The importance of environmental parameters, such as humidity, vertical wind shear, and instability, in modulating the sensitivity of deep convective precipitation to aerosol loading has been demonstrated in several recent studies. Favorable conditions for midlatitude deep convection, such as may occur near the dryline or in the high plains of the United States, are often characterized by midlevel dry layers and enhanced aerosol concentrations. The goal of this research is therefore to investigate the sensitivity of multicellular deep convection both to midlevel dry layers and to aerosol loading. This goal is addressed through the use of idealized cloud-resolving model (CRM) simulations conducted with the Regional Atmospheric Modeling System (RAMS), a CRM containing a sophisticated double moment bin-emulating bulk microphysical scheme and budget tracking of microphysical process rates.
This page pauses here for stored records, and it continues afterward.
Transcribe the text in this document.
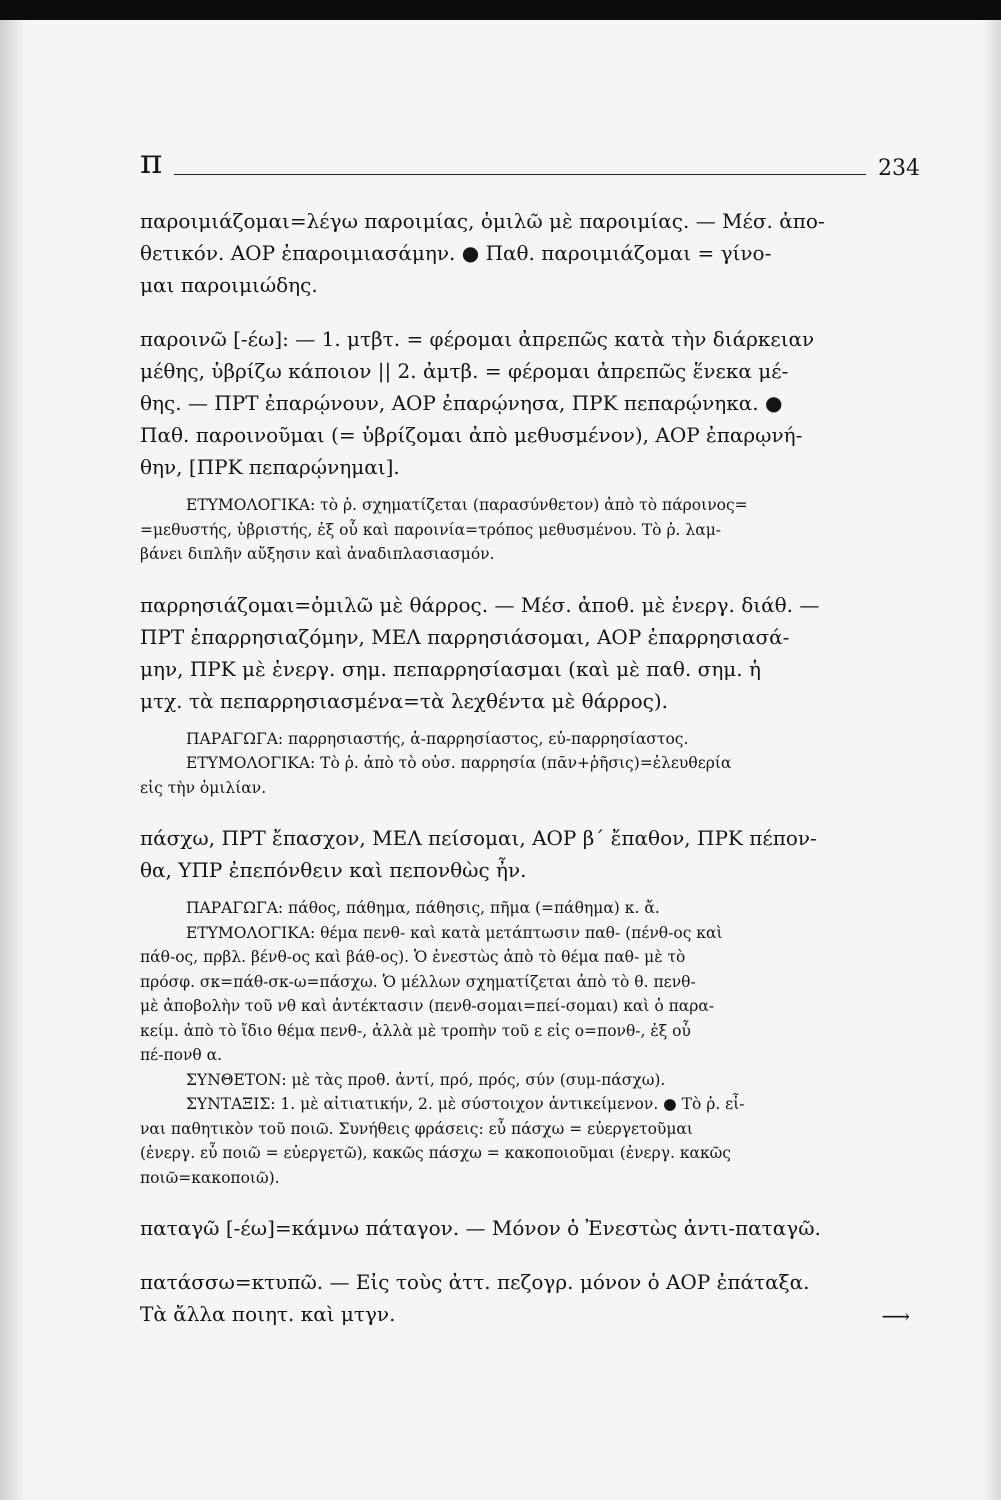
π	234
παροιμιάζομαι=λέγω παροιμίας, ὁμιλῶ μὲ παροιμίας. — Μέσ. ἀπο-
θετικόν. ΑΟΡ ἐπαροιμιασάμην. ● Παθ. παροιμιάζομαι = γίνο-
μαι παροιμιώδης.
παροινῶ [-έω]: — 1. μτβτ. = φέρομαι ἀπρεπῶς κατὰ τὴν διάρκειαν
μέθης, ὑβρίζω κάποιον || 2. ἀμτβ. = φέρομαι ἀπρεπῶς ἕνεκα μέ-
θης. — ΠΡΤ ἐπαρῴνουν, ΑΟΡ ἐπαρῴνησα, ΠΡΚ πεπαρῴνηκα. ●
Παθ. παροινοῦμαι (= ὑβρίζομαι ἀπὸ μεθυσμένον), ΑΟΡ ἐπαρῳνή-
θην, [ΠΡΚ πεπαρῴνημαι].
ΕΤΥΜΟΛΟΓΙΚΑ: τὸ ῥ. σχηματίζεται (παρασύνθετον) ἀπὸ τὸ πάροινος=
=μεθυστής, ὑβριστής, ἐξ οὗ καὶ παροινία=τρόπος μεθυσμένου. Τὸ ῥ. λαμ-
βάνει διπλῆν αὔξησιν καὶ ἀναδιπλασιασμόν.
παρρησιάζομαι=ὁμιλῶ μὲ θάρρος. — Μέσ. ἀποθ. μὲ ἐνεργ. διάθ. —
ΠΡΤ ἐπαρρησιαζόμην, ΜΕΛ παρρησιάσομαι, ΑΟΡ ἐπαρρησιασά-
μην, ΠΡΚ μὲ ἐνεργ. σημ. πεπαρρησίασμαι (καὶ μὲ παθ. σημ. ἡ
μτχ. τὰ πεπαρρησιασμένα=τὰ λεχθέντα μὲ θάρρος).
ΠΑΡΑΓΩΓΑ: παρρησιαστής, ἀ-παρρησίαστος, εὐ-παρρησίαστος.
ΕΤΥΜΟΛΟΓΙΚΑ: Τὸ ῥ. ἀπὸ τὸ οὐσ. παρρησία (πᾶν+ῥῆσις)=ἐλευθερία
εἰς τὴν ὁμιλίαν.
πάσχω, ΠΡΤ ἔπασχον, ΜΕΛ πείσομαι, ΑΟΡ β΄ ἔπαθον, ΠΡΚ πέπον-
θα, ΥΠΡ ἐπεπόνθειν καὶ πεπονθὼς ἦν.
ΠΑΡΑΓΩΓΑ: πάθος, πάθημα, πάθησις, πῆμα (=πάθημα) κ. ἄ.
ΕΤΥΜΟΛΟΓΙΚΑ: θέμα πενθ- καὶ κατὰ μετάπτωσιν παθ- (πένθ-ος καὶ
πάθ-ος, πρβλ. βένθ-ος καὶ βάθ-ος). Ὁ ἐνεστὼς ἀπὸ τὸ θέμα παθ- μὲ τὸ
πρόσφ. σκ=πάθ-σκ-ω=πάσχω. Ὁ μέλλων σχηματίζεται ἀπὸ τὸ θ. πενθ-
μὲ ἀποβολὴν τοῦ νθ καὶ ἀντέκτασιν (πενθ-σομαι=πεί-σομαι) καὶ ὁ παρα-
κείμ. ἀπὸ τὸ ἴδιο θέμα πενθ-, ἀλλὰ μὲ τροπὴν τοῦ ε εἰς ο=πονθ-, ἐξ οὗ
πέ-πονθ α.
ΣΥΝΘΕΤΟΝ: μὲ τὰς προθ. ἀντί, πρό, πρός, σύν (συμ-πάσχω).
ΣΥΝΤΑΞΙΣ: 1. μὲ αἰτιατικήν, 2. μὲ σύστοιχον ἀντικείμενον. ● Τὸ ῥ. εἶ-
ναι παθητικὸν τοῦ ποιῶ. Συνήθεις φράσεις: εὖ πάσχω = εὐεργετοῦμαι
(ἐνεργ. εὖ ποιῶ = εὐεργετῶ), κακῶς πάσχω = κακοποιοῦμαι (ἐνεργ. κακῶς
ποιῶ=κακοποιῶ).
παταγῶ [-έω]=κάμνω πάταγον. — Μόνον ὁ Ἐνεστὼς ἀντι-παταγῶ.
πατάσσω=κτυπῶ. — Εἰς τοὺς ἀττ. πεζογρ. μόνον ὁ ΑΟΡ ἐπάταξα.
Τὰ ἄλλα ποιητ. καὶ μτγν.	⟶
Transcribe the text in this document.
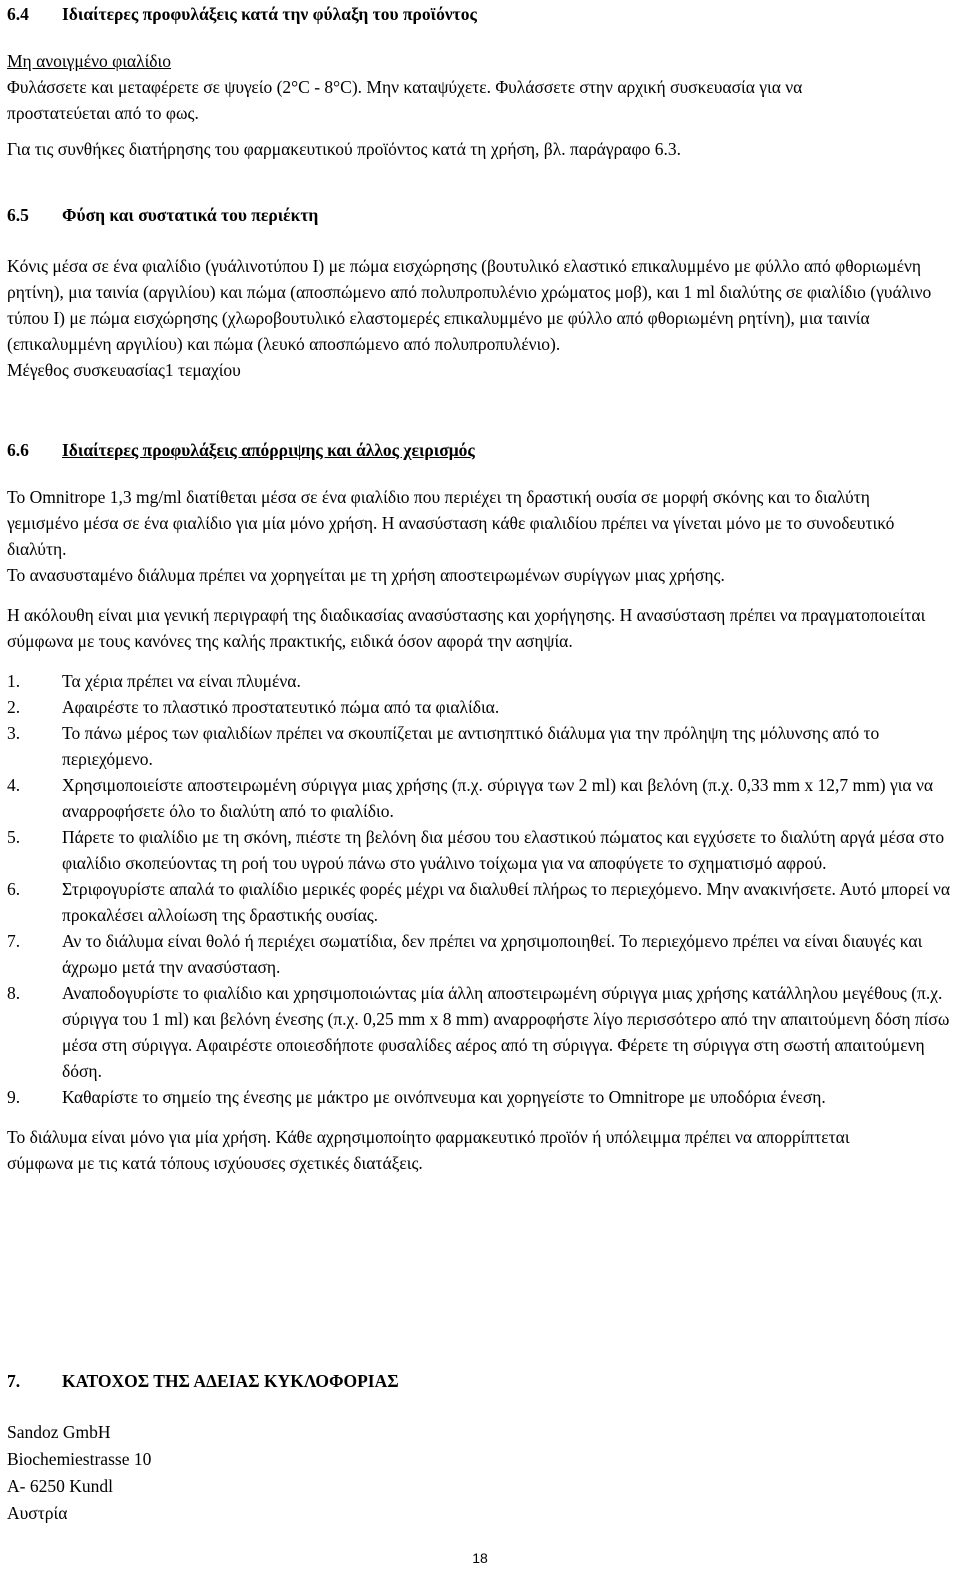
6.4 Ιδιαίτερες προφυλάξεις κατά την φύλαξη του προϊόντος

Μη ανοιγμένο φιαλίδιο

Φυλάσσετε και μεταφέρετε σε ψυγείο (2°C - 8°C). Μην καταψύχετε. Φυλάσσετε στην αρχική συσκευασία για να προστατεύεται από το φως.

Για τις συνθήκες διατήρησης του φαρμακευτικού προϊόντος κατά τη χρήση, βλ. παράγραφο 6.3.

6.5 Φύση και συστατικά του περιέκτη

Κόνις μέσα σε ένα φιαλίδιο (γυάλινοτύπου I) με πώμα εισχώρησης (βουτυλικό ελαστικό επικαλυμμένο με φύλλο από φθοριωμένη ρητίνη), μια ταινία (αργιλίου) και πώμα (αποσπώμενο από πολυπροπυλένιο χρώματος μοβ), και 1 ml διαλύτης σε φιαλίδιο (γυάλινο τύπου I) με πώμα εισχώρησης (χλωροβουτυλικό ελαστομερές επικαλυμμένο με φύλλο από φθοριωμένη ρητίνη), μια ταινία (επικαλυμμένη αργιλίου) και πώμα (λευκό αποσπώμενο από πολυπροπυλένιο).

Μέγεθος συσκευασίας1 τεμαχίου

6.6 Ιδιαίτερες προφυλάξεις απόρριψης και άλλος χειρισμός

Το Omnitrope 1,3 mg/ml διατίθεται μέσα σε ένα φιαλίδιο που περιέχει τη δραστική ουσία σε μορφή σκόνης και το διαλύτη γεμισμένο μέσα σε ένα φιαλίδιο για μία μόνο χρήση. Η ανασύσταση κάθε φιαλιδίου πρέπει να γίνεται μόνο με το συνοδευτικό διαλύτη.

Το ανασυσταμένο διάλυμα πρέπει να χορηγείται με τη χρήση αποστειρωμένων συρίγγων μιας χρήσης.

Η ακόλουθη είναι μια γενική περιγραφή της διαδικασίας ανασύστασης και χορήγησης. Η ανασύσταση πρέπει να πραγματοποιείται σύμφωνα με τους κανόνες της καλής πρακτικής, ειδικά όσον αφορά την ασηψία.

1. Τα χέρια πρέπει να είναι πλυμένα.
2. Αφαιρέστε το πλαστικό προστατευτικό πώμα από τα φιαλίδια.
3. Το πάνω μέρος των φιαλιδίων πρέπει να σκουπίζεται με αντισηπτικό διάλυμα για την πρόληψη της μόλυνσης από το περιεχόμενο.
4. Χρησιμοποιείστε αποστειρωμένη σύριγγα μιας χρήσης (π.χ. σύριγγα των 2 ml) και βελόνη (π.χ. 0,33 mm x 12,7 mm) για να αναρροφήσετε όλο το διαλύτη από το φιαλίδιο.
5. Πάρετε το φιαλίδιο με τη σκόνη, πιέστε τη βελόνη δια μέσου του ελαστικού πώματος και εγχύσετε το διαλύτη αργά μέσα στο φιαλίδιο σκοπεύοντας τη ροή του υγρού πάνω στο γυάλινο τοίχωμα για να αποφύγετε το σχηματισμό αφρού.
6. Στριφογυρίστε απαλά το φιαλίδιο μερικές φορές μέχρι να διαλυθεί πλήρως το περιεχόμενο. Μην ανακινήσετε. Αυτό μπορεί να προκαλέσει αλλοίωση της δραστικής ουσίας.
7. Αν το διάλυμα είναι θολό ή περιέχει σωματίδια, δεν πρέπει να χρησιμοποιηθεί. Το περιεχόμενο πρέπει να είναι διαυγές και άχρωμο μετά την ανασύσταση.
8. Αναποδογυρίστε το φιαλίδιο και χρησιμοποιώντας μία άλλη αποστειρωμένη σύριγγα μιας χρήσης κατάλληλου μεγέθους (π.χ. σύριγγα του 1 ml) και βελόνη ένεσης (π.χ. 0,25 mm x 8 mm) αναρροφήστε λίγο περισσότερο από την απαιτούμενη δόση πίσω μέσα στη σύριγγα. Αφαιρέστε οποιεσδήποτε φυσαλίδες αέρος από τη σύριγγα. Φέρετε τη σύριγγα στη σωστή απαιτούμενη δόση.
9. Καθαρίστε το σημείο της ένεσης με μάκτρο με οινόπνευμα και χορηγείστε το Omnitrope με υποδόρια ένεση.

Το διάλυμα είναι μόνο για μία χρήση. Κάθε αχρησιμοποίητο φαρμακευτικό προϊόν ή υπόλειμμα πρέπει να απορρίπτεται σύμφωνα με τις κατά τόπους ισχύουσες σχετικές διατάξεις.

7. ΚΑΤΟΧΟΣ ΤΗΣ ΑΔΕΙΑΣ ΚΥΚΛΟΦΟΡΙΑΣ

Sandoz GmbH

Biochemiestrasse 10

A- 6250 Kundl

Αυστρία

18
A common storm splitting situation is simulated wherein the left-moving storm evolves into a multicellular cluster and the right-moving storm becomes a supercell. The left-mover is the focus of this study, as it is more sensitive than the right-mover to both midlevel dryness and aerosol perturbations. The results demonstrate that, while midlevel dryness has a larger impact on the multicellular precipitation than do aerosols, the precipitation may either increase or decrease with increased aerosol loading, depending on the height of the dry layer. This is found to result from changes in both the cloud and rain microphysical properties, which impacts the latent cooling rates and cold pool strength. Enhanced aerosol concentrations result in (1) more numerous, smaller cloud droplets that evaporate more efficiently; and (2) fewer, larger raindrops that evaporate less efficiently. Such microphysical changes have competing effects on the latent cooling rates, and the net effect is found to depend on the altitude of the dry layer. The resultant feedbacks to the strength of the downdrafts, cold pool, associated cold pool dynamical forcing, and subsequent secondary convection, are quantified and will be presented.